CBN Puts Up N123bn T-bills For Sale

By Ikenga Chronicles November 1, 2016

CBN Puts Up  N123bn T-bills For Sale

The Central Bank of Nigeria (CBN) is set to sell N123billion worth of Treasury bills to mop up liquidity since the rates in the secondary market in the last one week have remained relatively stable.

Analysts at Capital Bancorp noted that due to current market conditions, rates at the primary auction may close around what was in the secondary market.

Data obtained from the CBN website showed that it will auction N91 days bill at 13.5 per cent worth N45.18billion, N182 days bill at 16.8 per cent worth CBN to sell N123bn T-bills tomorrow N23.4billion and N365 days bill at 17.5 per cent worth N54.4billion.
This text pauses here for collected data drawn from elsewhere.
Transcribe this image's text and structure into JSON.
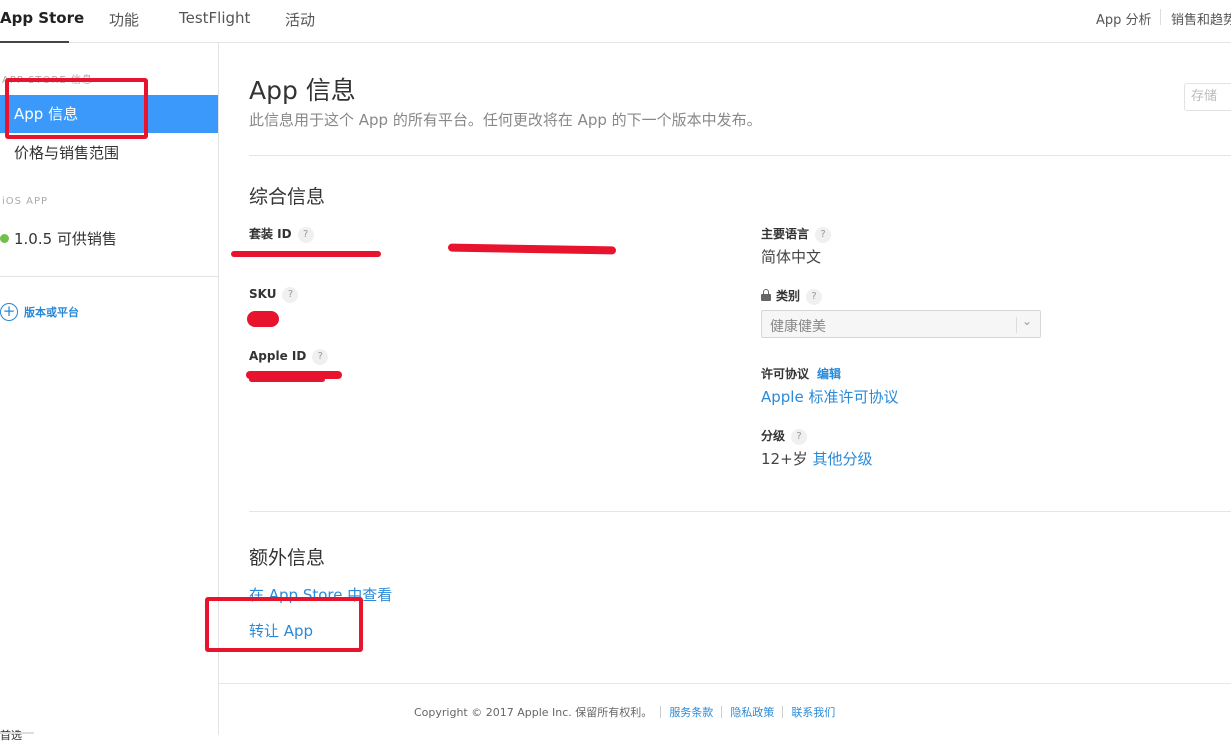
{
  "topnav": {
    "tabs": [
      {
        "label": "App Store",
        "active": true
      },
      {
        "label": "功能"
      },
      {
        "label": "TestFlight"
      },
      {
        "label": "活动"
      }
    ],
    "right_links": [
      "App 分析",
      "销售和趋势"
    ]
  },
  "sidebar": {
    "section_store": "APP STORE 信息",
    "items": [
      {
        "label": "App 信息",
        "selected": true
      },
      {
        "label": "价格与销售范围"
      }
    ],
    "section_ios": "iOS APP",
    "version": {
      "label": "1.0.5 可供销售",
      "status_color": "#70c04a"
    },
    "add_label": "版本或平台",
    "bottom_cut_text": "首选"
  },
  "main": {
    "title": "App 信息",
    "subtitle": "此信息用于这个 App 的所有平台。任何更改将在 App 的下一个版本中发布。",
    "save_label": "存储",
    "general": {
      "title": "综合信息",
      "bundle_id_label": "套装 ID",
      "sku_label": "SKU",
      "apple_id_label": "Apple ID",
      "primary_language_label": "主要语言",
      "primary_language_value": "简体中文",
      "category_label": "类别",
      "category_value": "健康健美",
      "license_label": "许可协议",
      "license_edit": "编辑",
      "license_value": "Apple 标准许可协议",
      "rating_label": "分级",
      "rating_value": "12+岁",
      "rating_link": "其他分级"
    },
    "additional": {
      "title": "额外信息",
      "view_in_store": "在 App Store 中查看",
      "transfer_app": "转让 App"
    }
  },
  "footer": {
    "copyright": "Copyright © 2017 Apple Inc. 保留所有权利。",
    "links": [
      "服务条款",
      "隐私政策",
      "联系我们"
    ]
  },
  "colors": {
    "accent": "#3b99fc",
    "link": "#2a8ad8",
    "annotation": "#e8132d"
  }
}
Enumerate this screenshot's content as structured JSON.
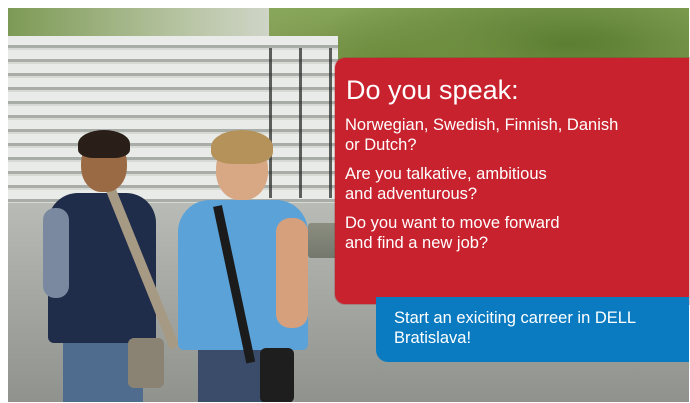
{
  "callout": {
    "heading": "Do you speak:",
    "paragraphs": [
      {
        "line1": "Norwegian, Swedish, Finnish, Danish",
        "line2": "or Dutch?"
      },
      {
        "line1": "Are you talkative, ambitious",
        "line2": "and adventurous?"
      },
      {
        "line1": "Do you want to move forward",
        "line2": "and find a new job?"
      }
    ]
  },
  "cta": {
    "line1": "Start an exiciting carreer in DELL",
    "line2": "Bratislava!"
  },
  "colors": {
    "red": "#c8222e",
    "blue": "#0a7bc1",
    "text": "#ffffff"
  }
}
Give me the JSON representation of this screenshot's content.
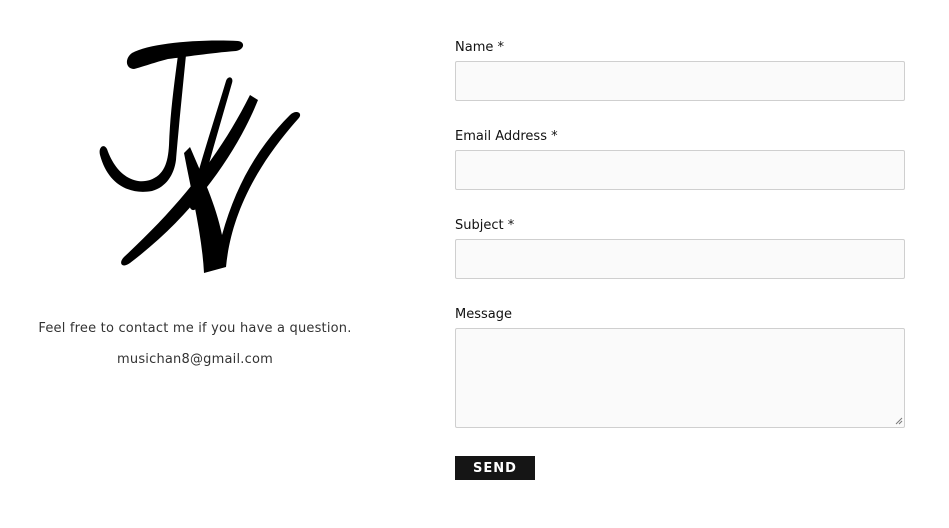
{
  "logo": {
    "icon": "jw-signature-logo",
    "color": "#000000"
  },
  "contact": {
    "message": "Feel free to contact me if you have a question.",
    "email": "musichan8@gmail.com"
  },
  "form": {
    "fields": [
      {
        "label": "Name *",
        "value": "",
        "placeholder": ""
      },
      {
        "label": "Email Address *",
        "value": "",
        "placeholder": ""
      },
      {
        "label": "Subject *",
        "value": "",
        "placeholder": ""
      },
      {
        "label": "Message",
        "value": "",
        "placeholder": ""
      }
    ],
    "send_label": "SEND",
    "field_bg": "#fafafa",
    "button_bg": "#151515"
  }
}
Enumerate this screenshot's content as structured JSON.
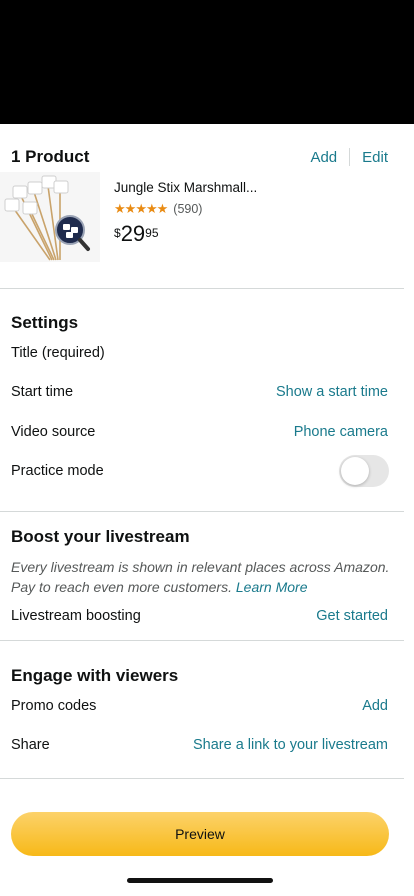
{
  "product": {
    "header": "1 Product",
    "add_label": "Add",
    "edit_label": "Edit",
    "title": "Jungle Stix Marshmall...",
    "rating_stars": 5,
    "review_count": "(590)",
    "price_currency": "$",
    "price_whole": "29",
    "price_fraction": "95",
    "star_color": "#e98b13"
  },
  "settings": {
    "header": "Settings",
    "title_label": "Title (required)",
    "start_time_label": "Start time",
    "start_time_value": "Show a start time",
    "video_source_label": "Video source",
    "video_source_value": "Phone camera",
    "practice_mode_label": "Practice mode",
    "practice_mode_on": false
  },
  "boost": {
    "header": "Boost your livestream",
    "description": "Every livestream is shown in relevant places across Amazon. Pay to reach even more customers.",
    "learn_more": "Learn More",
    "boosting_label": "Livestream boosting",
    "boosting_value": "Get started"
  },
  "engage": {
    "header": "Engage with viewers",
    "promo_label": "Promo codes",
    "promo_value": "Add",
    "share_label": "Share",
    "share_value": "Share a link to your livestream"
  },
  "footer": {
    "preview_label": "Preview"
  },
  "colors": {
    "link": "#1a7a8c",
    "button_yellow": "#f7b918",
    "divider": "#d5d9d9"
  }
}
The auction will be bidded through the Primary Dealer and Market Maker. According to Capital Bancorp, the pooling of bids is necessitated as a result of challenges encountered by the PDMMs in processing a single client’s Treasury bill bid from start to finish on the CBN platform.

“Therefore, this approach is being adopted to improve efficiency and serve you better. CBP however does not commit that the bid rates proposed above will be successful. Notwithstanding, we would continue to seek alternative investment opportunities to meet your investment needs,” the firm said.

T-bills are marketable short-term money market securities that serve the purpose of raising money for the government and also help in monetary policy management of the CBN.

The CBN had on August 3, raised N245.18 billion ($773.44 million) worth of T-bills to settle short-term obligations.

The CBN issued N45.18 billion in three-month debt, N80 billion of six month paper and N120 billion of one year bills in a Dutch auction.

The main investors in government securities are mainly pension funds and commercial banks which control more than 60 per cent of the market, followed by insurance funds and a few micro-finance institutions.

Yields on fixed income securities have been rising in recent months with the CBN mopping up naira liquidity to try to lure back foreign investors who sold naira assets following the plunge in the price of oil–Nigeria’s economic mainstay.